The prospects for the pro-affirmative action plaintiffs in Tuesday's Schuette v. Coalition to Defend Affirmative Action Supreme Court case were never terribly promising. And the oral arguments yesterday did little to challenge that notion.

By Julianne Hing Oct 16, 2013

The prospects for the pro-affirmative action plaintiffs in Tuesday’s Schuette v. Coalition to Defend Affirmative Action Supreme Court case were never terribly promising. And the oral arguments yesterday did little to challenge that notion. 

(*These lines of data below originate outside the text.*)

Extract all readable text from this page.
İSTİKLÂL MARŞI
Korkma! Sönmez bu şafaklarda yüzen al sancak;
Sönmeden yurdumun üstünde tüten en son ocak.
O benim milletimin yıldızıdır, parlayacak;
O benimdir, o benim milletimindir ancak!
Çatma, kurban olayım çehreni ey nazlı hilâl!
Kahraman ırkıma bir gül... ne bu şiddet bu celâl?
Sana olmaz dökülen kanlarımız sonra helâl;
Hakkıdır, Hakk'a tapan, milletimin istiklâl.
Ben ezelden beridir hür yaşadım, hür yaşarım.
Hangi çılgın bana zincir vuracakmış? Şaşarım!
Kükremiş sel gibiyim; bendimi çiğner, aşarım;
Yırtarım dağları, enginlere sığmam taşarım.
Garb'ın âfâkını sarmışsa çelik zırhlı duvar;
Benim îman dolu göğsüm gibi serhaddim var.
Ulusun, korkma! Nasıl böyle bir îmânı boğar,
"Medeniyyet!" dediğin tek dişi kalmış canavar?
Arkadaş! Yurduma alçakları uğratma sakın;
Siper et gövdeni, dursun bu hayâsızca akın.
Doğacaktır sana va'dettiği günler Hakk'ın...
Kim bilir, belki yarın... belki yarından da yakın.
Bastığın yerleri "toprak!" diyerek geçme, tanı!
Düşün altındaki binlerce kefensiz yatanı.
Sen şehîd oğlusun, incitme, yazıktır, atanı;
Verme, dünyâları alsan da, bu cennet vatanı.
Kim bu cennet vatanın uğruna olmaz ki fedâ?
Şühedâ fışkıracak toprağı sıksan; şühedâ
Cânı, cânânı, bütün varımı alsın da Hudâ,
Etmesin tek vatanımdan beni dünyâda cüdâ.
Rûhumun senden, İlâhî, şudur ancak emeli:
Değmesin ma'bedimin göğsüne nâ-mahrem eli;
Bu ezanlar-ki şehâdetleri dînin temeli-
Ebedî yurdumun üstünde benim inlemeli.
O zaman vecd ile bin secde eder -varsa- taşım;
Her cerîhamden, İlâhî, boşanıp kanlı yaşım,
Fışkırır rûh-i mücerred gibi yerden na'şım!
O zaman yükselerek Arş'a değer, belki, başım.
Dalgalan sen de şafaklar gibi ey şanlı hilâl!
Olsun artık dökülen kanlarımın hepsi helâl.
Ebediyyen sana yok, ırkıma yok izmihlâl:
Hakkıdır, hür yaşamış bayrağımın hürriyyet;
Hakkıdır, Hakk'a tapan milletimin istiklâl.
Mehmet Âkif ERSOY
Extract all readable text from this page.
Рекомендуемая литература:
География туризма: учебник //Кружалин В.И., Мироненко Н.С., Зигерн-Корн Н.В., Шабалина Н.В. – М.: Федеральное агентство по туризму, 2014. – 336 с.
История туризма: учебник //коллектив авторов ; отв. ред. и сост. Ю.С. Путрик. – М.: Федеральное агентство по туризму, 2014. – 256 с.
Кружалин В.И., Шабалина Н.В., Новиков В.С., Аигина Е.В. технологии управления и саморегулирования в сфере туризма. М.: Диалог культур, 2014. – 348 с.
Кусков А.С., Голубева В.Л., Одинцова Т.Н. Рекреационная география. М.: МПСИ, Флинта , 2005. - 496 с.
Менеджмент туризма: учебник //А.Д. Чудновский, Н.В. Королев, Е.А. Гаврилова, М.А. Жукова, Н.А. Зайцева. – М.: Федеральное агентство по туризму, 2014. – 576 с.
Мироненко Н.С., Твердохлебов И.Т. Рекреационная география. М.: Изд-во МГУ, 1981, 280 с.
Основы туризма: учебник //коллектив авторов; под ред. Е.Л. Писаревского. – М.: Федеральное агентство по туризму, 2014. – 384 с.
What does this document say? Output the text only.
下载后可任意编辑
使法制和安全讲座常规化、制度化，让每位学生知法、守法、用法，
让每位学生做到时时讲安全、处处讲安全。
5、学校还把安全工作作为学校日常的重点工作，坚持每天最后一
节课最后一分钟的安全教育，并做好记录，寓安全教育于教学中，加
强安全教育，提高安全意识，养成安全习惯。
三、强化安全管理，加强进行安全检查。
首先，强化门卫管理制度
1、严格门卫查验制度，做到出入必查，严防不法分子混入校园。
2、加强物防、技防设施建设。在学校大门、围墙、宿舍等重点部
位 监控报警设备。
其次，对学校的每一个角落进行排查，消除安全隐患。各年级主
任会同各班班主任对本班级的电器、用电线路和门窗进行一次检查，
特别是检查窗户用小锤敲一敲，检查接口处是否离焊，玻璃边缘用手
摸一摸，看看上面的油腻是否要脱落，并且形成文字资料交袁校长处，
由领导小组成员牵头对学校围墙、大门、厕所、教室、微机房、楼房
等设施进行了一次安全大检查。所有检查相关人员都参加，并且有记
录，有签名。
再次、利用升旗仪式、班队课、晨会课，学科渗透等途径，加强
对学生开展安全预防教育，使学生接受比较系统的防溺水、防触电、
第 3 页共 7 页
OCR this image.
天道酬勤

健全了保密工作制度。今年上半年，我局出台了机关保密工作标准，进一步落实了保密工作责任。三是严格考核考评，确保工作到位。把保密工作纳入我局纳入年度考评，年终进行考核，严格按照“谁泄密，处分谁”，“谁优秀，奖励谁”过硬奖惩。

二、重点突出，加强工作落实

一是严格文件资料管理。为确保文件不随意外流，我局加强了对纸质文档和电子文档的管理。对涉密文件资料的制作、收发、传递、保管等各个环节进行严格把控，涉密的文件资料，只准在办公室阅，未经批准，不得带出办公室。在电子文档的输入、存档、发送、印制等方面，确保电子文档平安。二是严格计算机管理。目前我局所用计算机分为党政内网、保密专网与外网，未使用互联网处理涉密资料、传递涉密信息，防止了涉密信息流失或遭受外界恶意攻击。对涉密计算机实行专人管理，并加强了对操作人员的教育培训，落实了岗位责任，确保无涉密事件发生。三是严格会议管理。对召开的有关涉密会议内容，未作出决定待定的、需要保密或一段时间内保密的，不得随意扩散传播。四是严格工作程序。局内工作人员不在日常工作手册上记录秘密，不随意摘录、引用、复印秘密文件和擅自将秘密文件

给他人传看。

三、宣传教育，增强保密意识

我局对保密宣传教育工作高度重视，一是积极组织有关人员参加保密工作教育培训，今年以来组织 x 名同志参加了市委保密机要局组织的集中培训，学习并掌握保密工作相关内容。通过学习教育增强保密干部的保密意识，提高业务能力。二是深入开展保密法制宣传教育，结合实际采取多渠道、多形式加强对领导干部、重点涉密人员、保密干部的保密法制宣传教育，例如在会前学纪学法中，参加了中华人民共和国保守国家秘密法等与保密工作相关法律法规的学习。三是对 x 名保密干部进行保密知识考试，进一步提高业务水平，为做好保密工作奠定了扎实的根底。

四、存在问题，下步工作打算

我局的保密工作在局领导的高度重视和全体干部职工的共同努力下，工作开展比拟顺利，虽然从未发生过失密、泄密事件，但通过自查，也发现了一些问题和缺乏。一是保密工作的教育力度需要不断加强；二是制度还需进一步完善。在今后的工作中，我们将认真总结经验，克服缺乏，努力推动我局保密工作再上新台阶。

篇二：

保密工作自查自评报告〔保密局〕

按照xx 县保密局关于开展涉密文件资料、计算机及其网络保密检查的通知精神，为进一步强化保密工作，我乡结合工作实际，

Schuette concerns the constiutionality of Proposal 2, a 2006 Michigan state ballot initiative which banned affirmative action in public education, hiring and contracting. The law, pro-affirmative action plaintiffs argued, violated the 14th Amendment’s Equal Protection Clause by singling out people of color and those who want diverse college campuses and putting the political process further out of reach for them and them alone. 

The conservative wing of the Supreme Court wasn’t much convinced. Justices Roberts, Alito and Scalia were openly hostile toward the case against Proposal 2. Coalition to Defend Affirmative Action attorney’s Shanta Driver asked in her opening argument that the Supreme Court, "bring the 14th Amendment back to its original purpose and meaning, which is to protect minority rights against majority, which did not occur in this case," before Justice Scalia cut her off.

JUSTICE SCALIA: My goodness, I thought we’ve — we’ve held that the 14th Amendment protects all ?races. I mean, that was the argument in the early years, that it protected only — only the blacks. But I thought we rejected that. You — you say now that we have to proceed as though its purpose is not to protect whites, only to protect minorities?